For all the smoke being blown about Prop. 19 and this or that specific provision, what we saw in this election was the birth of the neo-prohibitionist, who thinks pot is “legal enough” under Prop. 215 and/or that we don’t need no steenking regulations. This “free the weed” mindset is damaging to efforts to develop appropriate regulations, and it’s a sure bet that compliance will be an issue no matter who develops them. That doesn’t mean we shouldn’t try, it just means that the neo-prohibitionists are in for a rude surprise down the road.
Yes, you’re right, nothing in the Prop 19 campaign suggests well-thought-out regulatory structures. On the other hand, a big part of the problem is that any discussion of how to regulate cannabis has the same problem as discussing how to design a saddle for riding unicorns: the underlying basis for the whole discussion is fictitious. I.e, cannabis is emphatically not a dangerous drug that even needs to be regulated in the first place—or at most, regulated like beer.
It is easy to set regulations on things like powerful psychiatric drugs, opiates and pesticides because those substances have very real dangers and limits that, if exceeded, can cause very real harm.
That is the conflict as I see it with the whole legalize/regulate question. The “free the weed” crowd is right and it’s where my ultimate sympathies lie. At the same time, maybe I’m just too jaded, but I seriously doubt that three-quarters of a century of prohibitionist propaganda, profit and enforcement will be able to be vaporized overnight with one ballot measure. I’m pretty sure it will be more of an incremental, evolutionary process.
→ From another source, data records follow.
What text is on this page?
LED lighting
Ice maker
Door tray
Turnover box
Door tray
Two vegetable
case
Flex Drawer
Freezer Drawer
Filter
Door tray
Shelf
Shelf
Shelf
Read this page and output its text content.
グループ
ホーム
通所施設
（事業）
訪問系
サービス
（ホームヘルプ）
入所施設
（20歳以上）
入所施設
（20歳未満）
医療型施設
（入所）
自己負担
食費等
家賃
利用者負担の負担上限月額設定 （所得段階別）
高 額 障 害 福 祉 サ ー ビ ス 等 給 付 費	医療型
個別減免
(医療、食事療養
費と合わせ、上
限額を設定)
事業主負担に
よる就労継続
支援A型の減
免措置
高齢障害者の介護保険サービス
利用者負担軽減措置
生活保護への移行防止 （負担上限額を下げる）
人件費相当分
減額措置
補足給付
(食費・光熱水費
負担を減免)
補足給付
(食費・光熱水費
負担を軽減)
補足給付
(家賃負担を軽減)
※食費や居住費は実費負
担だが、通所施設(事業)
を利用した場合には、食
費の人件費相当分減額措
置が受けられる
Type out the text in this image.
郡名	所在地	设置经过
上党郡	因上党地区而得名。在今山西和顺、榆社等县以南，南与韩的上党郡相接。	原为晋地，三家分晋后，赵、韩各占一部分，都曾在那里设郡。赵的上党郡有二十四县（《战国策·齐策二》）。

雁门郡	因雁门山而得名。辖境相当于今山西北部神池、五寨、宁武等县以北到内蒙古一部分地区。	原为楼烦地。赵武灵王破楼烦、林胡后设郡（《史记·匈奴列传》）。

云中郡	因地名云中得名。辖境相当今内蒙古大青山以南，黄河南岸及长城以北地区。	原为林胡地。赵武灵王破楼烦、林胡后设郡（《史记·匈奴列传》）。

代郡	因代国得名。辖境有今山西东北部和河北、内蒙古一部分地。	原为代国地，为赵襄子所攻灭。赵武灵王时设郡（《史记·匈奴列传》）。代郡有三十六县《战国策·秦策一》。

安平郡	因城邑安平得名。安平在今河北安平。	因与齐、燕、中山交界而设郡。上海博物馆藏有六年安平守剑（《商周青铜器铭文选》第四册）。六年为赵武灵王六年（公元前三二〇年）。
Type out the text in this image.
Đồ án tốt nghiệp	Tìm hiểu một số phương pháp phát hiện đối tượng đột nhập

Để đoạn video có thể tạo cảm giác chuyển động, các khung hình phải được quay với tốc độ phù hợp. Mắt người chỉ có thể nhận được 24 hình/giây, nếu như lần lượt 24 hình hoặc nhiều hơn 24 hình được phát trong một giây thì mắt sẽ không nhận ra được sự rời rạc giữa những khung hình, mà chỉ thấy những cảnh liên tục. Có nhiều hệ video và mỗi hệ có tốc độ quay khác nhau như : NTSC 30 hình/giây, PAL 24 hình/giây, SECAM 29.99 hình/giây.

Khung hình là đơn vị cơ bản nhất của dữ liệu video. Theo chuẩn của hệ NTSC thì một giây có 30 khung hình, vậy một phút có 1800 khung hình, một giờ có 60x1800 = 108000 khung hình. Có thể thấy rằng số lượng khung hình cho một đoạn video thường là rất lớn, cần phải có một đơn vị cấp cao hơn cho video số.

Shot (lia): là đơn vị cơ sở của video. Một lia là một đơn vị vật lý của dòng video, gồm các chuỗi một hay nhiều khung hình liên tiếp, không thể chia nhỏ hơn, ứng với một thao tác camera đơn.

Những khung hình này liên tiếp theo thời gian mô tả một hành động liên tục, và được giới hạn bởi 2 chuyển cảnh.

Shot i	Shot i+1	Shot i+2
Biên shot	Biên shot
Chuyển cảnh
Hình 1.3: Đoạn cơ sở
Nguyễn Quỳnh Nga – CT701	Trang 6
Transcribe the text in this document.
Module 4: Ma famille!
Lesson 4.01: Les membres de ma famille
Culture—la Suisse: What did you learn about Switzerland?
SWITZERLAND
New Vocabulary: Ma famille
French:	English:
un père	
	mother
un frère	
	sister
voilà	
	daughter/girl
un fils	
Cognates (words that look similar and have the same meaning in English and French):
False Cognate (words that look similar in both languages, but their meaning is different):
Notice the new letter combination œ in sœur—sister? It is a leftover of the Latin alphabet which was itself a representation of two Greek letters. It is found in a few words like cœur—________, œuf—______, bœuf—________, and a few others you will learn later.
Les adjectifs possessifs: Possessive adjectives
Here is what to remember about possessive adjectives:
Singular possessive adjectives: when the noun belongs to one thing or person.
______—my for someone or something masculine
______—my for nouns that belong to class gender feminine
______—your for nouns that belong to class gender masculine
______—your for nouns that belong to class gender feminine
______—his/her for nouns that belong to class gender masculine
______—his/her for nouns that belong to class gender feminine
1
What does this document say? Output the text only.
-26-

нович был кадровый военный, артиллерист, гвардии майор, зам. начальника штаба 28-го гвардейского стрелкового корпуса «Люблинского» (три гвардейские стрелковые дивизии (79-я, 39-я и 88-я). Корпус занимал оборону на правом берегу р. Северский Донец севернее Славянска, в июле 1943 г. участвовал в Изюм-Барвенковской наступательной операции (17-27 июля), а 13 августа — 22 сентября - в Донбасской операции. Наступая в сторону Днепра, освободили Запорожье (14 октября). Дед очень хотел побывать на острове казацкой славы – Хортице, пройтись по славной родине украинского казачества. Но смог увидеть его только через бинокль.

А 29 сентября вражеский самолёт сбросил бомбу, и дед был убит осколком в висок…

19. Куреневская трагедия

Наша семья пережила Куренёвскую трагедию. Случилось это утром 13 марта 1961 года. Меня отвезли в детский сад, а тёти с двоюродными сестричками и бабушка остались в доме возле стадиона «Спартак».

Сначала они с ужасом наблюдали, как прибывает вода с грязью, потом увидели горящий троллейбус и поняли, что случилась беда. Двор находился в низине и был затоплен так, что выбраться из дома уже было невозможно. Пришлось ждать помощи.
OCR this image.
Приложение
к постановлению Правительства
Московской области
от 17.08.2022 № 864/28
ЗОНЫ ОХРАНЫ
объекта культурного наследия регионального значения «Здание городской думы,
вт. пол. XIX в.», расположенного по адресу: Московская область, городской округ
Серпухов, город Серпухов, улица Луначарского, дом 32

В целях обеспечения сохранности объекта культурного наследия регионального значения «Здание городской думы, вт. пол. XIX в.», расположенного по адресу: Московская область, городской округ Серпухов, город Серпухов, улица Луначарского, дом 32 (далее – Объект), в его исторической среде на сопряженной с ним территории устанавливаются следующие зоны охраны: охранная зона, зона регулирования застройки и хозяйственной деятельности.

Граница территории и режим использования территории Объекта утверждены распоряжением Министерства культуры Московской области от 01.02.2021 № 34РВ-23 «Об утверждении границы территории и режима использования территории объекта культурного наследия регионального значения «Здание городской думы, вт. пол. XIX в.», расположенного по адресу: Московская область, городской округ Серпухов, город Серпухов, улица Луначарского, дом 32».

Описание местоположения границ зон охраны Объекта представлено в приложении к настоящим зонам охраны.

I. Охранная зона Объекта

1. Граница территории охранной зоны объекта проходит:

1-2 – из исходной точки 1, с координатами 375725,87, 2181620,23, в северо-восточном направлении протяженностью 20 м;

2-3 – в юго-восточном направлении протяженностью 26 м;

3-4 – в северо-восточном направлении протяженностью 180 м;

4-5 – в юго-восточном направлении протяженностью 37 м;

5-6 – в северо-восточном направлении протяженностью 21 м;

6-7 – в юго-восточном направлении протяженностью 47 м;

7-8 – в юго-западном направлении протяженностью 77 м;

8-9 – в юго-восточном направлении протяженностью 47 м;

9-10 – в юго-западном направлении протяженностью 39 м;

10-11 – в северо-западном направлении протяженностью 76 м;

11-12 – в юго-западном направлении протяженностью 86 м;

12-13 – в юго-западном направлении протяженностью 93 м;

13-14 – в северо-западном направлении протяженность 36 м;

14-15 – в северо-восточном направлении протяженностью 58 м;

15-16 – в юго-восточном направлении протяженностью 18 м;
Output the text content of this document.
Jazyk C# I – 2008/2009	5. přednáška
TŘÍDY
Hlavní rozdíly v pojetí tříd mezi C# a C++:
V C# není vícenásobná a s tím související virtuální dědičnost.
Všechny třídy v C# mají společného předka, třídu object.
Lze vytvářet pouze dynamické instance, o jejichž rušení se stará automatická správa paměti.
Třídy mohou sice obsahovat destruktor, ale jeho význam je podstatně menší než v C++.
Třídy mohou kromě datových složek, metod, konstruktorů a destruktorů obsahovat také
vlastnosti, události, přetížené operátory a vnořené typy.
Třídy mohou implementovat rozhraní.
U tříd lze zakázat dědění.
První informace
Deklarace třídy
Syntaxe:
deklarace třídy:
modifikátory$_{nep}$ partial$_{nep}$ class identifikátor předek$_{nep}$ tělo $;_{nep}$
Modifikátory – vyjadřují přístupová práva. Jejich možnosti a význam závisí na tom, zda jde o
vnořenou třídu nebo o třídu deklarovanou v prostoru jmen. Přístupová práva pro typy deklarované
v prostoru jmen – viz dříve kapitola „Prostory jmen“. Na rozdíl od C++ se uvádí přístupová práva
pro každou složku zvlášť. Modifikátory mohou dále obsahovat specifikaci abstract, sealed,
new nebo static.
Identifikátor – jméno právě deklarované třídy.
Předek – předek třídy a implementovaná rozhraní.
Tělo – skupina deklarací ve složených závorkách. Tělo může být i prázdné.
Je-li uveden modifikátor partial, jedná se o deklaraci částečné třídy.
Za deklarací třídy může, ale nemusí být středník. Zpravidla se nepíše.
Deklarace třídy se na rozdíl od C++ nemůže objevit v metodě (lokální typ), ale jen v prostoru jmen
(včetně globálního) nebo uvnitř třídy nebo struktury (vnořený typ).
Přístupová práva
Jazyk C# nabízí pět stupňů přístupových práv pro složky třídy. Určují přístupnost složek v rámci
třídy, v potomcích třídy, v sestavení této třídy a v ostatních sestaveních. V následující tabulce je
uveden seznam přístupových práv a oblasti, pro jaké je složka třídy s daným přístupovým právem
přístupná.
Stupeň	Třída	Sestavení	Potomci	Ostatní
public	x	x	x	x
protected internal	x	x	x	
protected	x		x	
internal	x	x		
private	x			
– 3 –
There has been a lot of press about how this or that group of medical marijuana supporters or Humboldt growers voted against Prop 19 because of the “neo-prohibitionist” opinions you cite. Bottom line, though, is that Emerald Triangle counties voted for Prop 19 in about the same percentages as the state overall and the small micro-ghetto of “stoners against 19” were statistically invisible in the statewide picture.
Now, supporters have got less than a year to write a better alternative to Prop 19 and start gathering signatures. Hopefully some good compromise between reality and fantasy will emerge that everyone can get behind.